The area of Soweto is large, at over 250 kilometers squared, and is home to 3.5-4 million residents.  There seemed to be a lot of energy in the township as there were many pedestrians on the sidewalks and j-walking.  Many of the residents were reliant on the numerous van-like taxis for transportation.  Many vendors also lined some streets selling various foods items and articles of clothing, while we passed other streets with Toyota and V.W. dealerships.  T.K. described Soweto to be a land of contrasts.  In some areas, I noticed rather nice brick and concrete homes, with two car garages and fenced in yards.  In other areas, I found more traditional shanty homes, small and weathered, with much more trash around them.  In Soweto, there were limited trees in comparison to areas of Johannesburg.  The lack of trees in Soweto illustrated the residents’ methods of survival, in using the timber of trees as a source of energy in areas that often lack electricity.

We stopped in an area of Soweto, called Motsoaledi.  In comparison to other shanty towns we visited, I felt this area was not as used to tourism.  In Motsoaledi we visited a very small pre-school with an aged play area outside.  Despite the size of the school, it accommodated many children.  As our tour guy said they would be, the residents were receptive to my class, and engaged us and offered us greetings.  Children walked and played in the streets in bare feet.  T.K. later explained that they were school children that should have been at school.  This was a contrast from another area of Soweto where I saw school children in school uniforms.

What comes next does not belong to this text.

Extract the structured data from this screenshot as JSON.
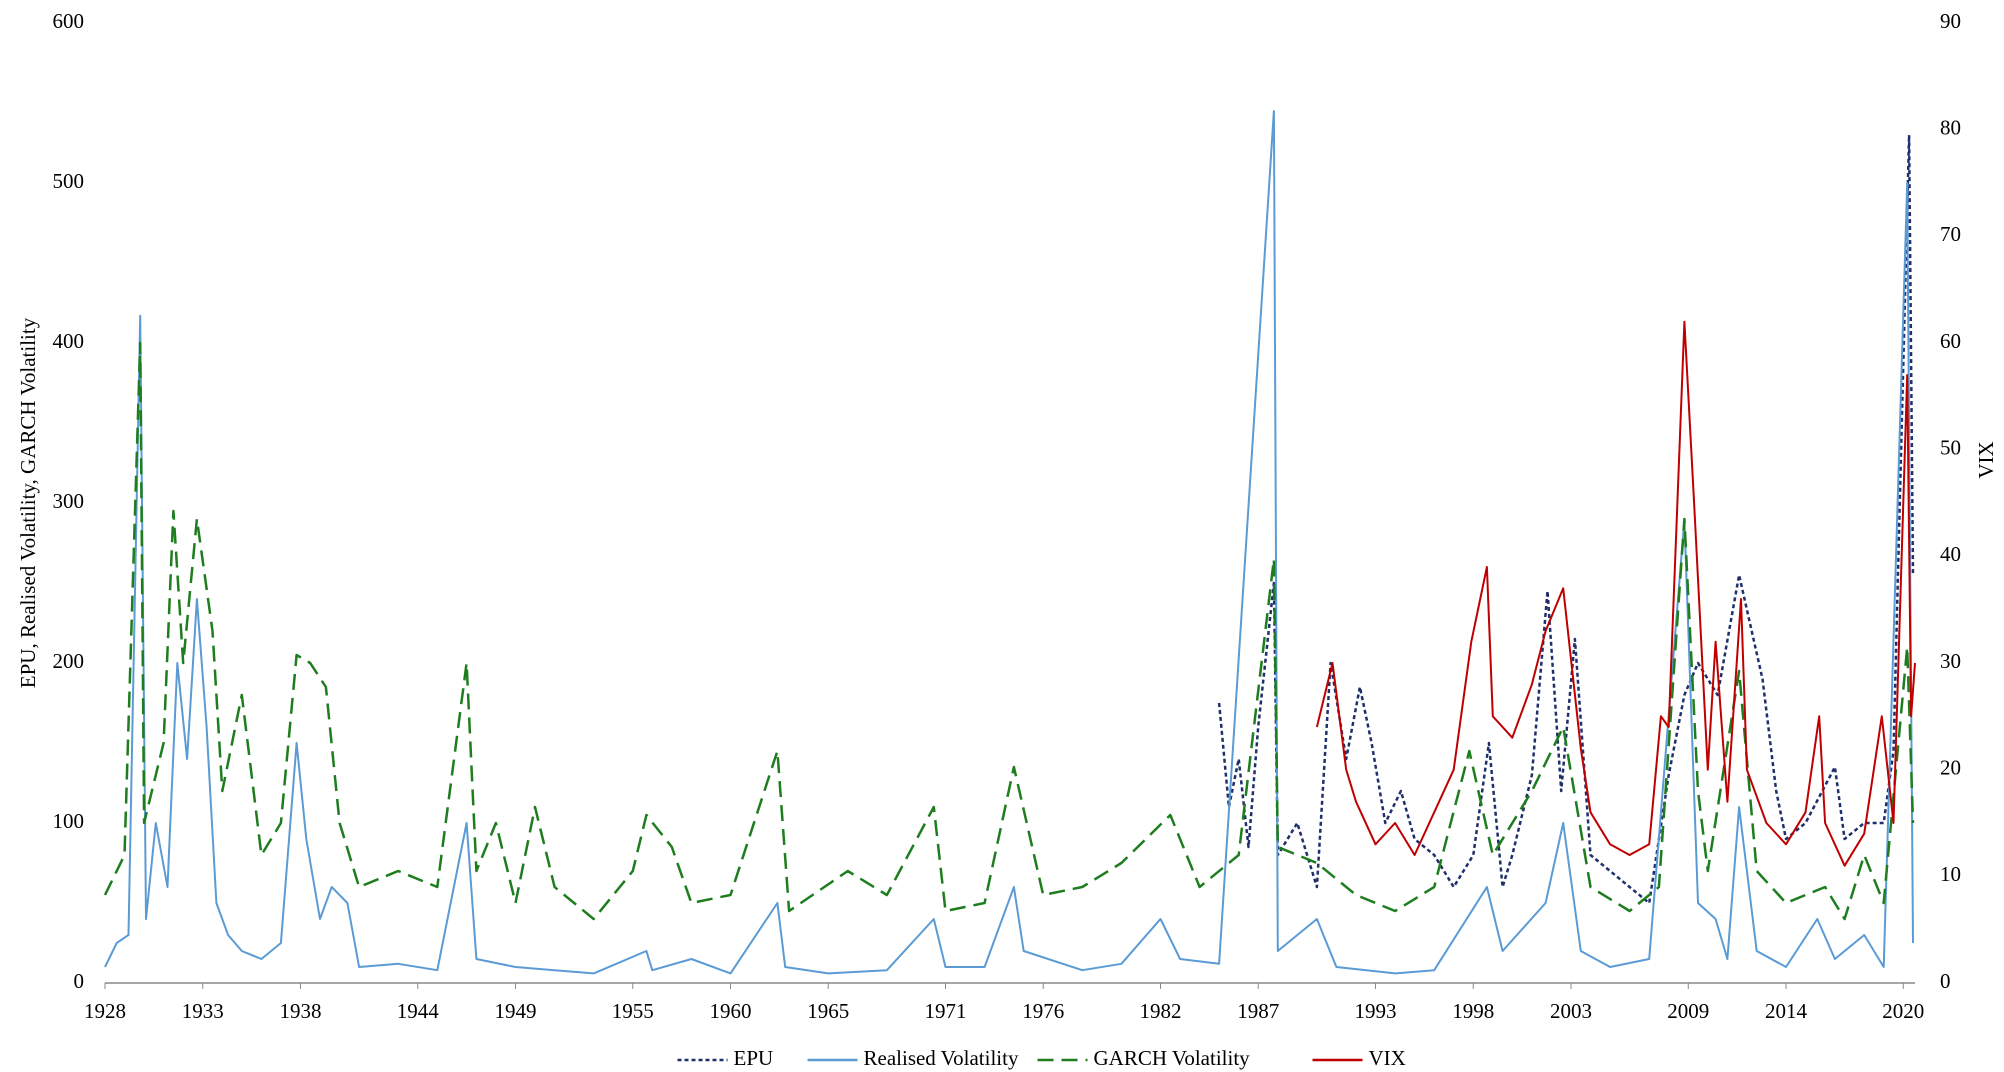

It was interesting as my class reflected about some of our interactions with the children.  A female student explained how one of the young children was asking her about how many kids she had.  Such interactions helped illustrate the cultural differences we confronted.  While from a western perspective, one would not expect a college aged female to have multiple children, in Soweto this may be the norm.

I was amazed of the influence that Soweto and its inhabitants had in the opposition to Apartheid.  We visited Freedom Square, an area that houses a monument that commemorated the signing of the Freedom Charter, a guideline for which the people would base their fight against the repressive culture in the 1950s.  In the monument, the 10 pillars of the charter were written, such as, “The people shall govern, “All national groups shall have equal rights,” and “The people shall share the country’s wealth.”   Many pivotal figures in the movement against Apartheid live or lived in Soweto, such as Nelson Mandela and Desmond Tutu.  After leaving Nelson Mandela’s former house, our day concluded at the Hector Pieterson Museum.  The museum was named after 12 year old Hector Pieterson, the first student to be killed during the June 16, 1976 Soweto uprising.  The uprising was when thousands of students from Soweto marched in opposition to the government’s policy to enforce teaching in Afrikaans in the schools.  The police combated the event with violence and gun fire.  The uprising in Soweto was a pivotal moment in South Africa in the opposition against Apartheid.  Mark Mathabane recounts the event in his book, Kaffir Boy, and how the uprising in Soweto inspired students from all around to engage in the cause.  The influence of the event in Soweto reminded me of the influence of the “Greensboro Five,” the black students in Greensboro, NC, who sat in a restaurant and refused to leave without being served.  Their efforts inspired others across the country to engage in the fight for Civil Rights.

Leaving Soweto, I realized the great historical impact the township had on all of South Africa.  The people of Soweto and the events that happened there inspired the country and were influential in bringing an end to Apartheid.  Now I question, who are the current leaders in Soweto?  While Apartheid may be over, what problems still exist, and what is being done to try to resolve these problems?